Background and objective: In recent years, spending on orphan drugs in Italy has seen a significant rise. The analysis aims to estimate future spending for medicines for rare diseases (RDs) in Italy. Methods: A forecasting model was developed over a three-year time frame. New drugs were selected according to specific criteria, using Biomedtracker and clinical trial databases.
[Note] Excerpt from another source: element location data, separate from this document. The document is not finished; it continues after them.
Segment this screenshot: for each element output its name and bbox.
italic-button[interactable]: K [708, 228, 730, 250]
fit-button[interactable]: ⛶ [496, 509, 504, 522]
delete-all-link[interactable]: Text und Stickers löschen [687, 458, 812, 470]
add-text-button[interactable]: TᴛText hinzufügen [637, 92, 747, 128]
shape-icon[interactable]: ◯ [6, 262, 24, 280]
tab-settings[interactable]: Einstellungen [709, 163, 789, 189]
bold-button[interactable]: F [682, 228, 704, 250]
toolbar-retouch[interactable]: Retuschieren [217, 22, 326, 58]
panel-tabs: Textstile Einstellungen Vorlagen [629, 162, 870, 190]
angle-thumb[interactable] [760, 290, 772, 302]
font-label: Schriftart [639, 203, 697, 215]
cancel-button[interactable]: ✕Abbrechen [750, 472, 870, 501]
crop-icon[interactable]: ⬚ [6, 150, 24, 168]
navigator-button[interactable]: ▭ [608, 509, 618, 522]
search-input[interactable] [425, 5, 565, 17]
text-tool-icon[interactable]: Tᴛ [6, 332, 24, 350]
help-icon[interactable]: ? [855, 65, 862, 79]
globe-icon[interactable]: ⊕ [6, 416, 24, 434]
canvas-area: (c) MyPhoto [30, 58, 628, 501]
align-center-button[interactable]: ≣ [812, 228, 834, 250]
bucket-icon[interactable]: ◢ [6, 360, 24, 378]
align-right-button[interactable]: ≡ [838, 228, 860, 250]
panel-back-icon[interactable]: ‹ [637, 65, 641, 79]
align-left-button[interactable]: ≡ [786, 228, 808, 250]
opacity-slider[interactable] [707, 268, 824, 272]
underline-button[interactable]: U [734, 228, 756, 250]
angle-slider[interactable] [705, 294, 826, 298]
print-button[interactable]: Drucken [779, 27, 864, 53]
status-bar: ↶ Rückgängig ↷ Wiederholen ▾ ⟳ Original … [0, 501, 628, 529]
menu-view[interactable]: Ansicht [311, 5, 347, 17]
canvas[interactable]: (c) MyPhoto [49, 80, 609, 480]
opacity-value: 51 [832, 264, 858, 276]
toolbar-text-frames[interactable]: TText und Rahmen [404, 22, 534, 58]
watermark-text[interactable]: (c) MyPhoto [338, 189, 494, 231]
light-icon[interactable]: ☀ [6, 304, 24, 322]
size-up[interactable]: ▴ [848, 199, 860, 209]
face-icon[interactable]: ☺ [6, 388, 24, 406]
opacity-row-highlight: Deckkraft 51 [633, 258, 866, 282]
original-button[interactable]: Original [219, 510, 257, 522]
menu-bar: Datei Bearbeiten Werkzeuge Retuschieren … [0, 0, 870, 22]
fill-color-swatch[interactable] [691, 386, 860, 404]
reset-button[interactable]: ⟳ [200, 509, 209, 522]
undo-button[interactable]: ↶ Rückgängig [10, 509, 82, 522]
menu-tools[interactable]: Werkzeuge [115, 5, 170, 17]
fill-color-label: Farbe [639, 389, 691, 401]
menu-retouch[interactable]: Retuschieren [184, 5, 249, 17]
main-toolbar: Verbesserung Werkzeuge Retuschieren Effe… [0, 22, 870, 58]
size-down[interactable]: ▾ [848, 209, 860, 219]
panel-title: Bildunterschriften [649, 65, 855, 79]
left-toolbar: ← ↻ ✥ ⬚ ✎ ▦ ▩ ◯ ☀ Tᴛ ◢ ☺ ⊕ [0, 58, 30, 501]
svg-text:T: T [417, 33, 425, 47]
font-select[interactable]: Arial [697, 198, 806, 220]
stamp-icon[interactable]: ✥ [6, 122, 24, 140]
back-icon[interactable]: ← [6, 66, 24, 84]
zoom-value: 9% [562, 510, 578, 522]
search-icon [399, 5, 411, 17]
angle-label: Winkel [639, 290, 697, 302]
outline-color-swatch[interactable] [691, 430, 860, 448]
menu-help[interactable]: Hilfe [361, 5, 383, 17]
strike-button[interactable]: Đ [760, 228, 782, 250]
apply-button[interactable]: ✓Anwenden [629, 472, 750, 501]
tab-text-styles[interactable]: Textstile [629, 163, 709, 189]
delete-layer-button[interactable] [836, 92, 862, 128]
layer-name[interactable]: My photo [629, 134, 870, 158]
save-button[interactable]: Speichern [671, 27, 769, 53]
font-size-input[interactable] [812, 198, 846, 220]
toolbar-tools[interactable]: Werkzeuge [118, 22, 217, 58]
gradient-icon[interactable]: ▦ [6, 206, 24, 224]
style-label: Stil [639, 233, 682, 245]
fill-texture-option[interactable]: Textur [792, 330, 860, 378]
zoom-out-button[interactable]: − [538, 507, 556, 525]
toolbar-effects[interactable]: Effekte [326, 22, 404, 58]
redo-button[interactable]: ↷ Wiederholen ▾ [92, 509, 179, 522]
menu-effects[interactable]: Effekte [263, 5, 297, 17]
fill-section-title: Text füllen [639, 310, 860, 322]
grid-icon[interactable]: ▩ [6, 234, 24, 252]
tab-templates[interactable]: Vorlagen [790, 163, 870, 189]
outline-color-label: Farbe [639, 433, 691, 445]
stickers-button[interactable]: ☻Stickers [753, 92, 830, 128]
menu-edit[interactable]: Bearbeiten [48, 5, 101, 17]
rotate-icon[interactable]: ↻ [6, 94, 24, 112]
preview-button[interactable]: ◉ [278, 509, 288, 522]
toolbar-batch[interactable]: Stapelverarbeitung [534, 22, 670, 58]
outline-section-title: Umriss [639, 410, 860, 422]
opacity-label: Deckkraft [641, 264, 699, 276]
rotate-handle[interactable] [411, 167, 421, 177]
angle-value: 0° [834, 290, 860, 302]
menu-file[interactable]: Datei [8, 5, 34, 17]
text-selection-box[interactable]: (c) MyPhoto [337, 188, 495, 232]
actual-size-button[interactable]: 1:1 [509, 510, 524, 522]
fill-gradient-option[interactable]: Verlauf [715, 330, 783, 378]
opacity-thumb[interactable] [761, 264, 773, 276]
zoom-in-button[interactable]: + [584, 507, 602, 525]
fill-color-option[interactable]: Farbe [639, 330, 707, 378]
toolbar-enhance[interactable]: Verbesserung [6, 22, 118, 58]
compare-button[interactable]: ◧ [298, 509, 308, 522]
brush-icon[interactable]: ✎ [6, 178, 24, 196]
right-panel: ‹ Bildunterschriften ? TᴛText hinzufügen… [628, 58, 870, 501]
For each therapeutic indication, comparators were identified to estimate the average cost per patient. Overall expenditure was projected by applying prevalence data to the eligible population, and considering expected drug uptake trends over the study period. Additionally, a deterministic sensitivity analysis was performed to assess the influence of price fluctuations on total pharmaceutical spending. Results: Overall, a total of 137 pipeline drugs for RDs were identified, covering 74 indications. The model estimated a total spending on RD treatments equal to €2.08 billion in 2024, corresponding to an average cost of €24,777 per patient. The projection indicates an increase by 1.9% in 2025, 4.0% in 2026, and 7.1% in 2027 compared to 2024. Focusing on orphan designation drugs (n = 115), the 2024 expenditure was estimated at €1.93 billion, with an average patient cost of €22,984. The introduction of new orphan drugs is expected to drive further increases in spending by 1.1% in 2025, 2.2% in 2026, and 3.7% in 2027. Conclusions: The results underscore the growing financial impact of orphan drugs on Italy's healthcare budget. This analysis offers a quantitative projection of the resources required to ensure continued access to innovative therapies for RDs.